The HBA is passed to the FreeNAS VM and I added a simple striped pool with all 6 drives. My windows PC is connected to the R720 via SFP+ fiber and a 10gig switch and I do not get faster than 550 MB/s. I created a large file filled with random noise and copied it to a ramdisk and then from my local ramdisk to the FreeNAS pool.
1580385375721.png


Putting jumbo frames on did improve my speeds but obviously not enough that I'm happy. I'd like to saturate my 10gig network. These drives are more than capable.

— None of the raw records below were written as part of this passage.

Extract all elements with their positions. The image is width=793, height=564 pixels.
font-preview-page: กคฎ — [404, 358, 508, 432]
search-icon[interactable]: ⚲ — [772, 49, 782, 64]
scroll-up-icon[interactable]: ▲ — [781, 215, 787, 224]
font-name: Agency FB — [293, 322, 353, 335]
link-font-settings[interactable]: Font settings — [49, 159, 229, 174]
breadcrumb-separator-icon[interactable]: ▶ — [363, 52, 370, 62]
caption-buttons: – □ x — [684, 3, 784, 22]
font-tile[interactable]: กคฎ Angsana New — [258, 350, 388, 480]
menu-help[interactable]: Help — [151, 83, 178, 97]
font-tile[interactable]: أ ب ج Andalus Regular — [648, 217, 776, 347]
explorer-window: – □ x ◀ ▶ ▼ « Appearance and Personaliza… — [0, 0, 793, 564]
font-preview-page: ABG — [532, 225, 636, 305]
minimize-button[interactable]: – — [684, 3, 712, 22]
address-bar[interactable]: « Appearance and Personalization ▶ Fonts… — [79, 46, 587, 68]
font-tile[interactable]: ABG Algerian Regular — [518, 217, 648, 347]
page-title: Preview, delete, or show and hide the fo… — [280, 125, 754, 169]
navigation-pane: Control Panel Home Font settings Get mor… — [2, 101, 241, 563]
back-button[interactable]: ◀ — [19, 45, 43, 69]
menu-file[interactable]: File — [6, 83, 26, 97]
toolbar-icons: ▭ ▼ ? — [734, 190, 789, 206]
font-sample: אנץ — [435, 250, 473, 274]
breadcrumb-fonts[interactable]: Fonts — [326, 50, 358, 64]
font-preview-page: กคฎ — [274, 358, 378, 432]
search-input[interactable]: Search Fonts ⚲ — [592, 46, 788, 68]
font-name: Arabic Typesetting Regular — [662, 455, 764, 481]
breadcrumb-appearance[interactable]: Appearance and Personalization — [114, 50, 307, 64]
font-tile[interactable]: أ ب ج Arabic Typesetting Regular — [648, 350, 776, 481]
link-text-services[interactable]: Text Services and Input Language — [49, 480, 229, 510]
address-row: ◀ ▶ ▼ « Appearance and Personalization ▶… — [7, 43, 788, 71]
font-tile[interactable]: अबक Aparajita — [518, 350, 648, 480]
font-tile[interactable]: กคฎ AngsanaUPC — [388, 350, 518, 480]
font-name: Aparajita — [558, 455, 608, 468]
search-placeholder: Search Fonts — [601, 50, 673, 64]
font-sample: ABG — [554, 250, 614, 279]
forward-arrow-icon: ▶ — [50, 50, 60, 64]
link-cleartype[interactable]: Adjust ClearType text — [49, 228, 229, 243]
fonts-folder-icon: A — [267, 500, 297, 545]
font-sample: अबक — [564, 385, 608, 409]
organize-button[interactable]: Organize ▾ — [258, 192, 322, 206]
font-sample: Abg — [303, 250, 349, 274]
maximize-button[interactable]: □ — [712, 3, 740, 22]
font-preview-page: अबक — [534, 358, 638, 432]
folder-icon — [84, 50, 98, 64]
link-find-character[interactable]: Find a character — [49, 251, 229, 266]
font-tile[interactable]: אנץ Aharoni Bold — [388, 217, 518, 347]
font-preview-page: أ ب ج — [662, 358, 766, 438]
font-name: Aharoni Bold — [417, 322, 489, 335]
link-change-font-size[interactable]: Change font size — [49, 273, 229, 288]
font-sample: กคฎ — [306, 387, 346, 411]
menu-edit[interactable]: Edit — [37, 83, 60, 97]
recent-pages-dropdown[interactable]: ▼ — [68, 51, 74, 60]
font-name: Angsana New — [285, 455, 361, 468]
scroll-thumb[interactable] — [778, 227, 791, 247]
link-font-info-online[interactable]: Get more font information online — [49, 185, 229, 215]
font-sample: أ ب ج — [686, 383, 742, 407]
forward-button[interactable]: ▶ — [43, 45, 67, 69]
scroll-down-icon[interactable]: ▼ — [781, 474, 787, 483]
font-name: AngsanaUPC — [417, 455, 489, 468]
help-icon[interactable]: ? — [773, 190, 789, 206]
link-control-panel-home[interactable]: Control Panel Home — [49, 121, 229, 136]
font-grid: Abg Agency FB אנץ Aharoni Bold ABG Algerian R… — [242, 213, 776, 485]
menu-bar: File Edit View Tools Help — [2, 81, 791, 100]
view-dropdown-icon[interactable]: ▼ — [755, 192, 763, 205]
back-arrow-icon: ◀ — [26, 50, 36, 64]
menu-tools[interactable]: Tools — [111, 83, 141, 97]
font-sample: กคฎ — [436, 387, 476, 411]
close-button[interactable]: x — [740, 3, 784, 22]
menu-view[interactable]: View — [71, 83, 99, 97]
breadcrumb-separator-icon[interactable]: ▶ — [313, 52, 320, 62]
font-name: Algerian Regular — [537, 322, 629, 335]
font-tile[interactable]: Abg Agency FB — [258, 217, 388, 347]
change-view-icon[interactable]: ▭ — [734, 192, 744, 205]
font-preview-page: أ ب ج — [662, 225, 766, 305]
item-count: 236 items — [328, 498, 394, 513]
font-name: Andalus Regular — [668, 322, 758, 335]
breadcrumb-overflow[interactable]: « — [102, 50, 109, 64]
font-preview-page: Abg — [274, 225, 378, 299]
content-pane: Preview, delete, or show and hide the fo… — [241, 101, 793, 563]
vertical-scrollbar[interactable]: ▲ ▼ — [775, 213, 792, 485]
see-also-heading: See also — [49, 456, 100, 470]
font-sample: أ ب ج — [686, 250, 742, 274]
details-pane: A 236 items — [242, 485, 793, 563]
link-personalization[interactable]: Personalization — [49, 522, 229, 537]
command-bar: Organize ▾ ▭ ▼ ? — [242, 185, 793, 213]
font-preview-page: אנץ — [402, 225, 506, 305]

I also ran a FIO benchmark from within the freenas terminal. Here are the results:
Code:
seqread: (groupid=0, jobs=8): err= 0: pid=16497: Mon Jan 20 23:37:44 2020
   read: IOPS=533k, BW=4160MiB/s (4363MB/s)(8192MiB/1969msec)
    clat (usec): min=5, max=11833, avg=12.53, stdev=57.32
     lat (usec): min=5, max=11833, avg=12.64, stdev=57.34
    clat percentiles (usec):
     |  1.00th=[    6],  5.00th=[    6], 10.00th=[    7], 20.00th=[    7],
     | 30.00th=[    7], 40.00th=[    7], 50.00th=[    7], 60.00th=[    8],
     | 70.00th=[    9], 80.00th=[   14], 90.00th=[   23], 95.00th=[   46],
     | 99.00th=[   83], 99.50th=[   89], 99.90th=[  126], 99.95th=[  147],
     | 99.99th=[ 1500]
   bw (  KiB/s): min=255765, max=752015, per=12.88%, avg=548751.71, stdev=186495.09, samples=24
   iops        : min=31970, max=94001, avg=68593.50, stdev=23311.93, samples=24
  lat (usec)   : 10=71.63%, 20=17.93%, 50=7.63%, 100=2.45%, 250=0.34%
  lat (usec)   : 500=0.01%, 750=0.01%, 1000=0.01%
  lat (msec)   : 2=0.01%, 4=0.01%, 10=0.01%, 20=0.01%
  cpu          : usr=10.83%, sys=85.20%, ctx=940, majf=0, minf=32
  IO depths    : 1=100.0%, 2=0.0%, 4=0.0%, 8=0.0%, 16=0.0%, 32=0.0%, >=64=0.0%
     submit    : 0=0.0%, 4=100.0%, 8=0.0%, 16=0.0%, 32=0.0%, 64=0.0%, >=64=0.0%
     complete  : 0=0.0%, 4=100.0%, 8=0.0%, 16=0.0%, 32=0.0%, 64=0.0%, >=64=0.0%
     issued rwts: total=1048576,0,0,0 short=0,0,0,0 dropped=0,0,0,0
     latency   : target=0, window=0, percentile=100.00%, depth=1

Run status group 0 (all jobs):
   READ: bw=4160MiB/s (4363MB/s), 4160MiB/s-4160MiB/s (4363MB/s-4363MB/s), io=8192MiB (8590MB), run=1969-1969msec


Now i've read that SMB is single threaded and shit blah blah blah. So I created a Linux VM and mounted the pool via NFS and ran a simple DD test and got 368MB/s write speeds from a 20GB file to the mounted share. I'm not really a linux user or NFS expert but at the moment I'm not seeing better speeds from NFS.

Really appreciate any input from storage gurus.